In [2]:
# Standard imports
import sys
import os
import warnings
import time
warnings.filterwarnings('ignore')

# Add src directory to path for modular imports
sys.path.append('../src')

# Data manipulation and analysis
import pandas as pd
import numpy as np

# Visualization
import matplotlib.pyplot as plt
import seaborn as sns
plt.style.use('seaborn-v0_8')

# Machine learning basics
from sklearn.model_selection import train_test_split
from sklearn.metrics import classification_report

# Custom modules for Task 2
from data_splitter import DataSplitter
from model_builder import ModelBuilder
from model_trainer import ModelTrainer
from model_evaluator import ModelEvaluator

# Data loading (reuse from Task 1)
from data_loader import DataLoader
from utils import setup_logging

# Set up logging
setup_logging('INFO')

# Set random seed for reproducibility
np.random.seed(42)

print("✅ All modules imported successfully!")
print("📁 Working directory:", os.getcwd())


✅ All modules imported successfully!
📁 Working directory: c:\Kifiya\Week8\fraud-detection\notebooks


In [3]:
# Initialize data loader
data_loader = DataLoader(data_dir='../data')

print("🔄 Loading datasets for modeling...")

# Load datasets
try:
    fraud_data = data_loader.load_fraud_data()
    creditcard_data = data_loader.load_creditcard_data()
    
    print(f"✅ Fraud data loaded: {fraud_data.shape}")
    print(f"✅ Credit card data loaded: {creditcard_data.shape}")
    
    # Display basic info
    print(f"\n📊 Dataset Overview:")
    print(f"Fraud data target column: {'class' if 'class' in fraud_data.columns else 'Class'}")
    print(f"Credit card target column: {'Class' if 'Class' in creditcard_data.columns else 'class'}")
    
    # Check class distribution
    fraud_target = 'class' if 'class' in fraud_data.columns else 'Class'
    cc_target = 'Class' if 'Class' in creditcard_data.columns else 'class'
    
    print(f"\n🎯 Class Distributions:")
    print(f"Fraud data - {fraud_target}:")
    print(fraud_data[fraud_target].value_counts())
    print(f"\nCredit card data - {cc_target}:")
    print(creditcard_data[cc_target].value_counts())
    
except Exception as e:
    print(f"❌ Error loading data: {e}")
    print("Make sure the data files are in the '../data' directory")

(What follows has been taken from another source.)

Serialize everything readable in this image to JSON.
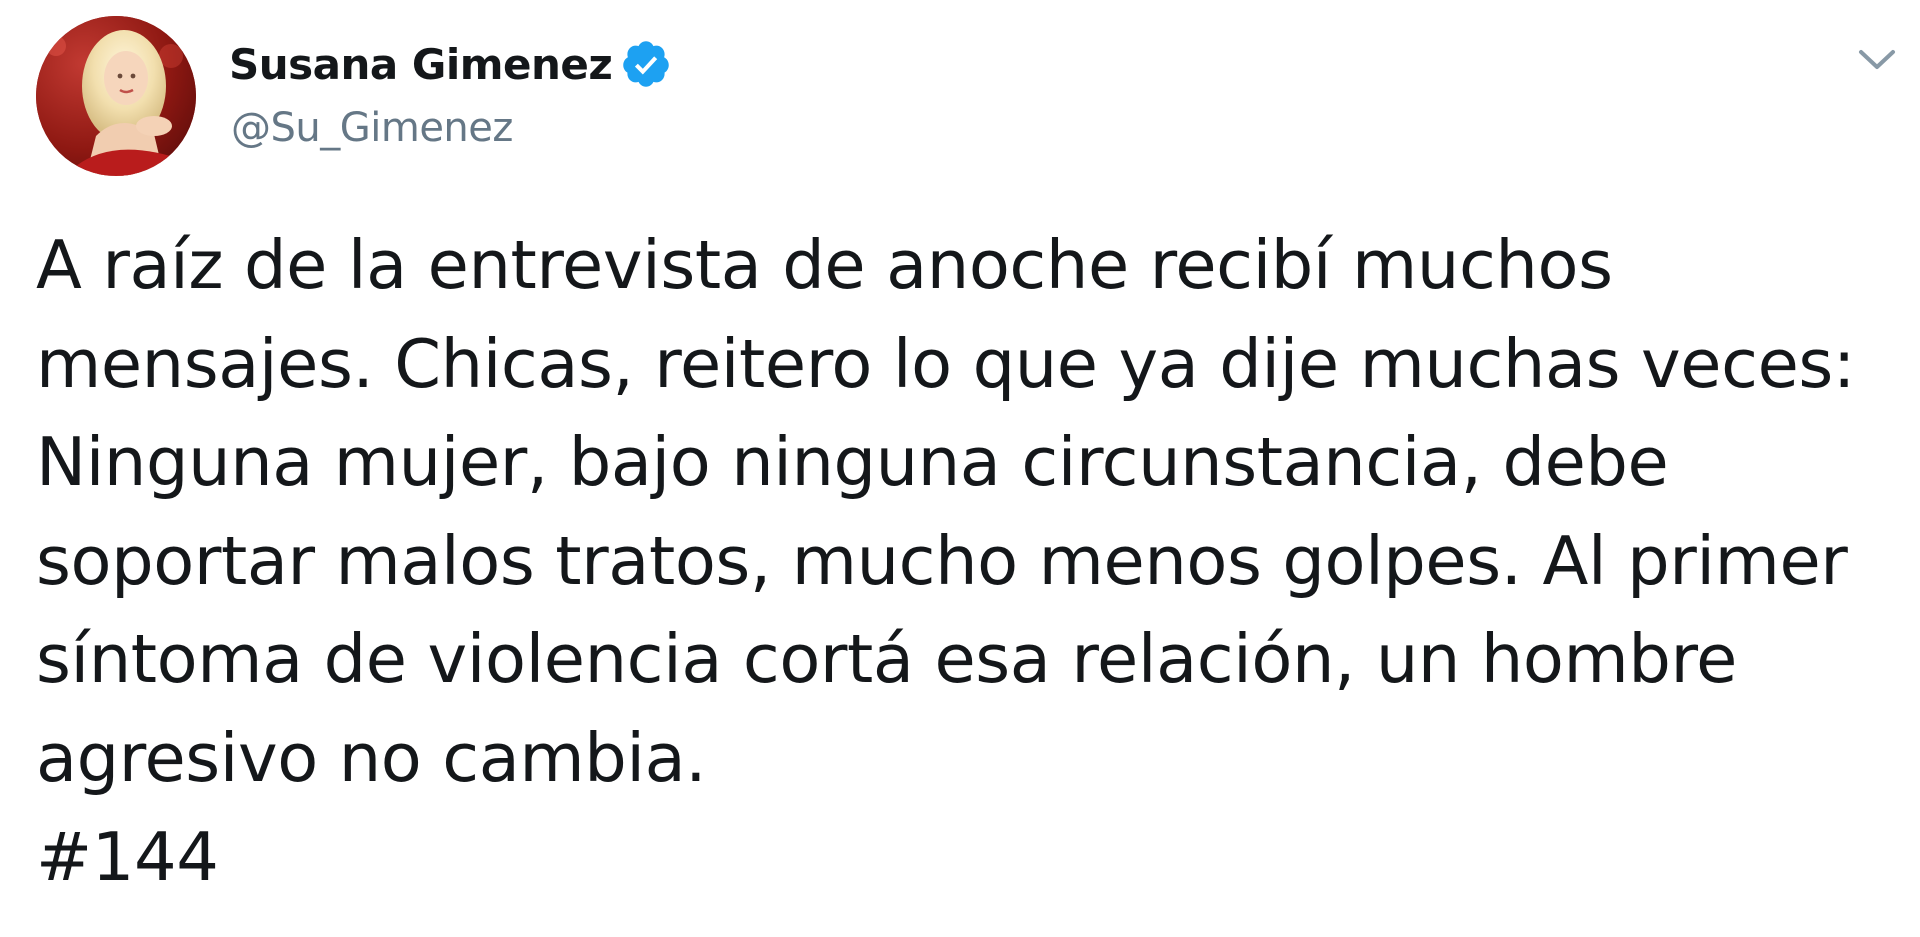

INFO:data_loader:Loading fraud data from ..\data\Fraud_Data.csv


🔄 Loading datasets for modeling...


INFO:data_loader:Loaded fraud data: 151112 rows, 11 columns
INFO:data_loader:Loading credit card data from ..\data\creditcard.csv
INFO:data_loader:Loaded credit card data: 284807 rows, 31 columns


✅ Fraud data loaded: (151112, 11)
✅ Credit card data loaded: (284807, 31)

📊 Dataset Overview:
Fraud data target column: class
Credit card target column: Class

🎯 Class Distributions:
Fraud data - class:
class
0    136961
1     14151
Name: count, dtype: int64

Credit card data - Class:
Class
0    284315
1       492
Name: count, dtype: int64


In [4]:
# Initialize data splitter
data_splitter = DataSplitter(random_state=42)

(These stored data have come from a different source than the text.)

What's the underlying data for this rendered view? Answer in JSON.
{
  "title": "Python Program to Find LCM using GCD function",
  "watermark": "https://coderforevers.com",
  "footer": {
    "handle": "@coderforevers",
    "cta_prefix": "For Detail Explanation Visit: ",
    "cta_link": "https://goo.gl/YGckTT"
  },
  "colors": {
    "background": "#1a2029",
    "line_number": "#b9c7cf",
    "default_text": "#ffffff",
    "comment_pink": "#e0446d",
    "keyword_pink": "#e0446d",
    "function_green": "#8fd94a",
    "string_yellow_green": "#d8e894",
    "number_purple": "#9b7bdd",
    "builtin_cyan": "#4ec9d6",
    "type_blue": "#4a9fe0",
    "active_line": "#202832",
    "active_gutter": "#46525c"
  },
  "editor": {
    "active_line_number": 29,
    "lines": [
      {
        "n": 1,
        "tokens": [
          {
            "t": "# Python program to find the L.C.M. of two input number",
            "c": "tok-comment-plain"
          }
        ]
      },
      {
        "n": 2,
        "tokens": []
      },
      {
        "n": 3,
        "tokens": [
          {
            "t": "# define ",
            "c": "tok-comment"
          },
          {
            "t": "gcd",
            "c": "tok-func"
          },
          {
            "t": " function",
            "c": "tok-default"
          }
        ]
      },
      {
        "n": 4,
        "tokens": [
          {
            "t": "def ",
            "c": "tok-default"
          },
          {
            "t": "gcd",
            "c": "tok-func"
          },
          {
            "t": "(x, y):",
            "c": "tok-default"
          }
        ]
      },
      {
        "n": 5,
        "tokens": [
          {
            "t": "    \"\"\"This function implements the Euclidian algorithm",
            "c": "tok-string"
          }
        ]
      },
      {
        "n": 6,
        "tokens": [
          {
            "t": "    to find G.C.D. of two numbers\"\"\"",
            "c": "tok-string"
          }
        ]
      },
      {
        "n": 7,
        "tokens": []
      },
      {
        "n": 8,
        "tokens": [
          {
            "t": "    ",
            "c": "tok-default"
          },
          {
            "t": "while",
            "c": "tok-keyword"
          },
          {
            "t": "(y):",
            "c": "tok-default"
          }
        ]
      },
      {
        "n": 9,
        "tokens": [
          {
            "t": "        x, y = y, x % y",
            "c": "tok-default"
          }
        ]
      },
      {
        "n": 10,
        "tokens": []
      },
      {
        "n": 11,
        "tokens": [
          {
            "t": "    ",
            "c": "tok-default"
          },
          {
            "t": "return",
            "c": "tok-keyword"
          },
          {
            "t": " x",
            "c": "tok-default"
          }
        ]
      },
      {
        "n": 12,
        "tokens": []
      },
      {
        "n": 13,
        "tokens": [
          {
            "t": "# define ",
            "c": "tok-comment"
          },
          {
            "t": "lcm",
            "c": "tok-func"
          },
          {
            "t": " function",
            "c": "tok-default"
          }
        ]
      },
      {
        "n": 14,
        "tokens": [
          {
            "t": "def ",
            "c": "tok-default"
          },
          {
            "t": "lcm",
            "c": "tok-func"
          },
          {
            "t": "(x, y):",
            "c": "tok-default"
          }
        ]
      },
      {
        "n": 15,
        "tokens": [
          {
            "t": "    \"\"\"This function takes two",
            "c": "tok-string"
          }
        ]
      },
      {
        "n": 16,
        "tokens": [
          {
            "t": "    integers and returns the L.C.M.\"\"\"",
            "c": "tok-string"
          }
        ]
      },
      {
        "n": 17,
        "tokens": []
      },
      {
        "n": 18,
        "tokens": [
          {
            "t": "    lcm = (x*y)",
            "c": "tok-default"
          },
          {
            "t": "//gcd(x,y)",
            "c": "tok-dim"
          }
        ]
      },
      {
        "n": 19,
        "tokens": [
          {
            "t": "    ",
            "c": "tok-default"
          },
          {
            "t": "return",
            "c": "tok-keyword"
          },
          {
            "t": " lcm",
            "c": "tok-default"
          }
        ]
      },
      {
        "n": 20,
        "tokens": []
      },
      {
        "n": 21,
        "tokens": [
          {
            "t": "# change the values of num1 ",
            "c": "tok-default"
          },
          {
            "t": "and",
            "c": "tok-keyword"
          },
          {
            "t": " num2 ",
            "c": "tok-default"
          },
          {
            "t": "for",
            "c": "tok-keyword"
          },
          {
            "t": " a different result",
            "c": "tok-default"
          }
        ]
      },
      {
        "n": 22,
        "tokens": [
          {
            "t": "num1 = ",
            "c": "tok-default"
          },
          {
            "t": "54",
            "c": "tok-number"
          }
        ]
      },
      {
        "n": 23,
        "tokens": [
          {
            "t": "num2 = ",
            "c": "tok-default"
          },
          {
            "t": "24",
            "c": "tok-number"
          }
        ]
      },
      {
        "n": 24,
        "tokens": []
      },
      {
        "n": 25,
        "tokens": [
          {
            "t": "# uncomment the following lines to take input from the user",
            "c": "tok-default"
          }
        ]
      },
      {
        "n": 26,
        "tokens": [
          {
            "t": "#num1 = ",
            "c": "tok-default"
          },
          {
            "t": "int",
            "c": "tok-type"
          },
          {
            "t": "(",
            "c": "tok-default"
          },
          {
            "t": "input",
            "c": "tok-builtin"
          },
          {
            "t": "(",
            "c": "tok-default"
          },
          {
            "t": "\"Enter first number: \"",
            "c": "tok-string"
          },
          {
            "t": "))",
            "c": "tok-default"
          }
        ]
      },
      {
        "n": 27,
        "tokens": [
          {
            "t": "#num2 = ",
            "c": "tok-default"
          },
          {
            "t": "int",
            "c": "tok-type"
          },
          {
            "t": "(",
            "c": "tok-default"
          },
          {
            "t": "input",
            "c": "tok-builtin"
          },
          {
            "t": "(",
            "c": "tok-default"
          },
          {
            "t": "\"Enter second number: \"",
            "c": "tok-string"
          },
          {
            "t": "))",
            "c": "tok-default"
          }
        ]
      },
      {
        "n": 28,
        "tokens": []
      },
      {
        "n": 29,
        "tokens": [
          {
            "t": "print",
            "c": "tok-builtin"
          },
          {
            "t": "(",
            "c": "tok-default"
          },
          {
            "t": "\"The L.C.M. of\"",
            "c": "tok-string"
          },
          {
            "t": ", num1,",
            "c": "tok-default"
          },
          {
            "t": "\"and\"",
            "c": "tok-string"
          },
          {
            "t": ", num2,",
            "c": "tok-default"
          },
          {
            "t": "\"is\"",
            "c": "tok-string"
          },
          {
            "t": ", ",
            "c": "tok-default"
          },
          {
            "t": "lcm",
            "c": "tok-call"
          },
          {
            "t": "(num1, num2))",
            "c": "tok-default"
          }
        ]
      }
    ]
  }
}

print("🔧 Preparing datasets for modeling...")

# Prepare both datasets
datasets = data_splitter.prepare_datasets_for_modeling(
    fraud_df=fraud_data,
    creditcard_df=creditcard_data,
    test_size=0.2
)

# Get dataset information
dataset_info = data_splitter.get_dataset_info(datasets)

print("\n📊 PREPARED DATASETS SUMMARY")
print("=" * 60)

for dataset_name, info in dataset_info.items():
    print(f"\n{dataset_name.upper()} Dataset:")
    print(f"  Training samples: {info['train_samples']:,}")
    print(f"  Test samples: {info['test_samples']:,}")
    print(f"  Features: {info['n_features']}")
    print(f"  Train class distribution: {info['train_class_distribution']}")
    print(f"  Test class distribution: {info['test_class_distribution']}")
    print(f"  Train imbalance ratio: {info['train_imbalance_ratio']:.4f}")
    print(f"  Test imbalance ratio: {info['test_imbalance_ratio']:.4f}")

print("\n✅ Data preparation completed!")


INFO:data_splitter:Preparing fraud detection dataset...
INFO:data_splitter:Prepared fraud data: 151112 samples, 2 features
INFO:data_splitter:Features scaled using StandardScaler
INFO:data_splitter:Train-test split completed:
INFO:data_splitter:  Training set: 120889 samples
INFO:data_splitter:  Test set: 30223 samples
INFO:data_splitter:  Training class distribution: {0: np.int64(109568), 1: np.int64(11321)}
INFO:data_splitter:  Test class distribution: {0: np.int64(27393), 1: np.int64(2830)}
INFO:data_splitter:Preparing credit card dataset...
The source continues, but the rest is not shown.